You’ll notice that very few actions, if any, are moral according to this standard. Not only that, the Imperative alone cannot determine the morality of an action: We have to determine whether the consequences are favorable. Since moral standards are supposed to tell us which consequences are favorable (or whether they can be favorable), and this is Kant’s lone standard, his ethical system seems incomplete–why should we think it bad that an action can’t be replicated constantly? Kant never seems to explain this.

Lastly, in addition to Kant’s failure to explain why we ought to strip an action of its context in order to consider it, he never explains how much of the context we are permitted to disregard.

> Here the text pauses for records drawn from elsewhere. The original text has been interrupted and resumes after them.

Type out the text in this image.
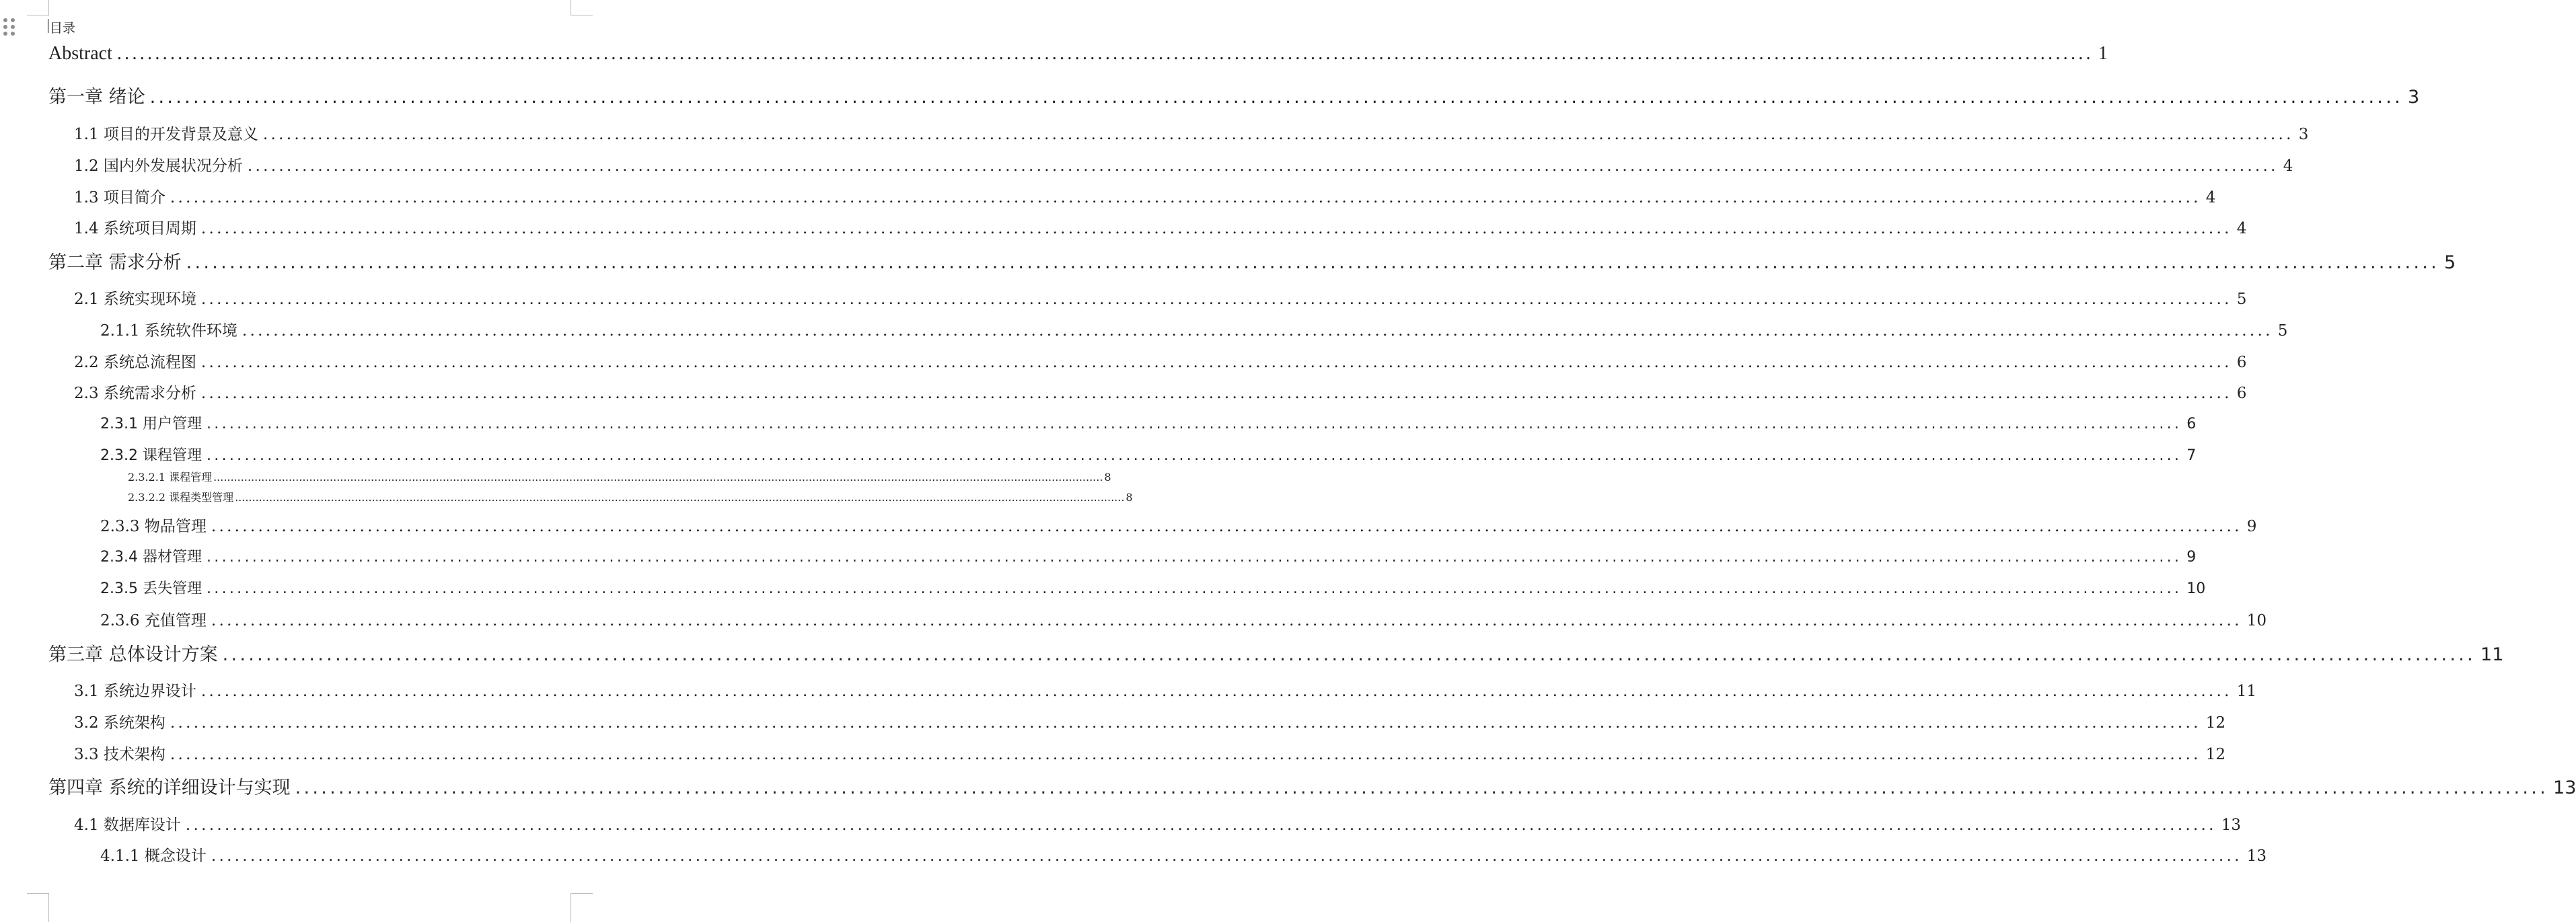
目录
Abstract .................................................................................................................................................................................................................................................................... 1
第一章 绪论 .................................................................................................................................................................................................................................................................... 3
1.1 项目的开发背景及意义 .................................................................................................................................................................................................................................................................... 3
1.2 国内外发展状况分析 .................................................................................................................................................................................................................................................................... 4
1.3 项目简介 .................................................................................................................................................................................................................................................................... 4
1.4 系统项目周期 .................................................................................................................................................................................................................................................................... 4
第二章 需求分析 .................................................................................................................................................................................................................................................................... 5
2.1 系统实现环境 .................................................................................................................................................................................................................................................................... 5
2.1.1 系统软件环境 .................................................................................................................................................................................................................................................................... 5
2.2 系统总流程图 .................................................................................................................................................................................................................................................................... 6
2.3 系统需求分析 .................................................................................................................................................................................................................................................................... 6
2.3.1 用户管理 .................................................................................................................................................................................................................................................................... 6
2.3.2 课程管理 .................................................................................................................................................................................................................................................................... 7
2.3.2.1 课程管理 .................................................................................................................................................................................................................................................................... 8
2.3.2.2 课程类型管理 .................................................................................................................................................................................................................................................................... 8
2.3.3 物品管理 .................................................................................................................................................................................................................................................................... 9
2.3.4 器材管理 .................................................................................................................................................................................................................................................................... 9
2.3.5 丢失管理 .................................................................................................................................................................................................................................................................... 10
2.3.6 充值管理 .................................................................................................................................................................................................................................................................... 10
第三章 总体设计方案 .................................................................................................................................................................................................................................................................... 11
3.1 系统边界设计 .................................................................................................................................................................................................................................................................... 11
3.2 系统架构 .................................................................................................................................................................................................................................................................... 12
3.3 技术架构 .................................................................................................................................................................................................................................................................... 12
第四章 系统的详细设计与实现 .................................................................................................................................................................................................................................................................... 13
4.1 数据库设计 .................................................................................................................................................................................................................................................................... 13
4.1.1 概念设计 .................................................................................................................................................................................................................................................................... 13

In reference to his statements about killing, I must ask, “Although we may become unable to kill if everyone kills constantly, why would killing become an impossibility if everyone kills only in self-defense?” Why should we remove the “self-defense” stipulation?

I hope this helped, though you should probably gain an elementary understanding of philosophers’ works before asking such questions. Otherwise, it will all look like gibberish.
 
To the OP:

I don’t know that it’s adviseable to read a wiki article in place of the English translation of Kant’s Grounding of the Metaphysics of Morals. It is in that fairly short work that you’ll find a few formulations of the Categorical Imperative, as Kant himself states it.

Here are a couple of formulations that I recall:

“Always act in such a way that you can simultaneously will that the maxim by which you act should become a universal moral law.”

-or-

“You ought always to treat others as ends in themselves and never as a means only.”

The second formulation above has some obvious overlap with Christian morality. It is another way of affirming the dignity of the human person. The first formulation above is very interesting, but it would take a lot of effort to work out just how this very rationalistic moral sentiment intersects with Catholic Christian morality.